One of Norway’s biggest newspapers, Aftenposten, have been running a debate on prostitution lately, sparked by Danish former prostitute Tanja Rahm’s post on her own personal blog. In her letter, she bashes every costumer she ever encountered, while vividly recalling her days on the street, selling her body to make ends meet for herself.
The debate resurfaces every now and then, but is particularly interesting in Norway after the right-wing coaliton came to power in 2013. As of 2009 it is prohibited to buy sex, but selling it is legal. The newly elected right-wing coaltion want it to once again be legal to buy sex in Norway, and their renewed power makes a repeal imminent.
A bunch of ethical questions comes with this debate. Ask a Norwegian liberal for his stand on this delicate matter, and you would most likely get an answer such as ’as long as two adults have made an agreement, I dont necessarliy see anything wrong with it’. While this would not apply to all right-wing voters in Norway, it is not too far-fetched to assume they hold a similar view.
On the other hand, the left-wing stance is that buying or selling sex is morally wrong. A Christian, for instance, backed by Norwegian christian party KRF, would tell you that sex belongs within the boundaries of marriage, and can not be legitimized through simple agreements between two adults. Sex is sacred and connected to human dignity. Selling one’s body in return for money would ’reduce humans to a machine’, as Tanja Rahm put it in her blog.
Many factors need to be considered and taken into account before making a decision, which I am sure Norwegian politicians are aware of. With that said, I don’t think the law should be based on morale, but on what actually works in practice.
The key questions to ask is if the prohibition of buying sex is actually bettering the working condition of prosititutes.
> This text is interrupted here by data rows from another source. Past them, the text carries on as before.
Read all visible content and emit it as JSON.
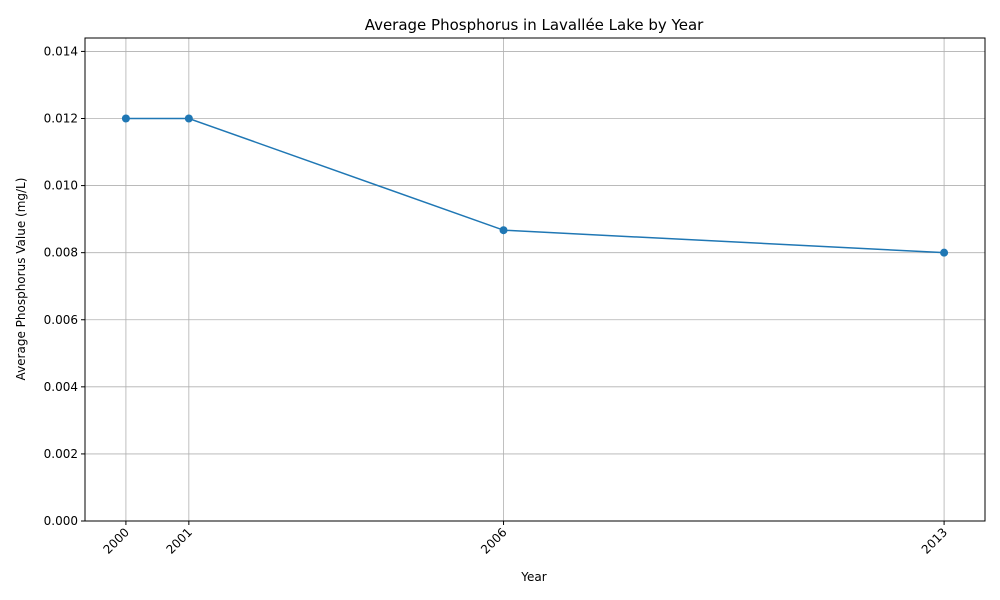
{
  "chart_data": {
    "type": "line",
    "title": "Average Phosphorus in Lavallée Lake by Year",
    "xlabel": "Year",
    "ylabel": "Average Phosphorus Value (mg/L)",
    "x": [
      2000,
      2001,
      2006,
      2013
    ],
    "xticks": [
      "2000",
      "2001",
      "2006",
      "2013"
    ],
    "series": [
      {
        "values": [
          0.012,
          0.012,
          0.00867,
          0.008
        ],
        "color": "#1f77b4",
        "marker": "circle"
      }
    ],
    "xlim": [
      1999.35,
      2013.65
    ],
    "ylim": [
      0,
      0.0144
    ],
    "yticks": [
      "0.000",
      "0.002",
      "0.004",
      "0.006",
      "0.008",
      "0.010",
      "0.012",
      "0.014"
    ],
    "ytick_values": [
      0,
      0.002,
      0.004,
      0.006,
      0.008,
      0.01,
      0.012,
      0.014
    ],
    "grid": true,
    "legend": "none"
  }
}
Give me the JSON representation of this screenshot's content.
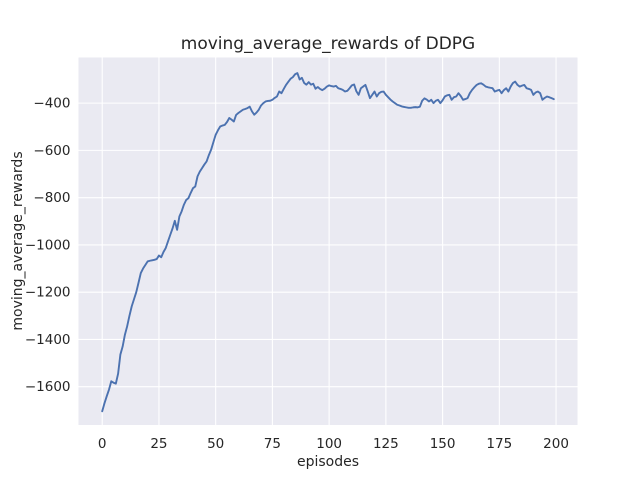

I believe a debate about HIV being spread, protection against violence and ways of bettering the working conditions of women or men selling their bodies would be healthier rather than a morale debate undermining whoever buys sex.
I am not in any way, shape or form trying to champion prostitution itself, but as long as the framework conditions are safe and the person, either man or woman, are selling their body willingly, I don’t have an ethical fundamental problem with it.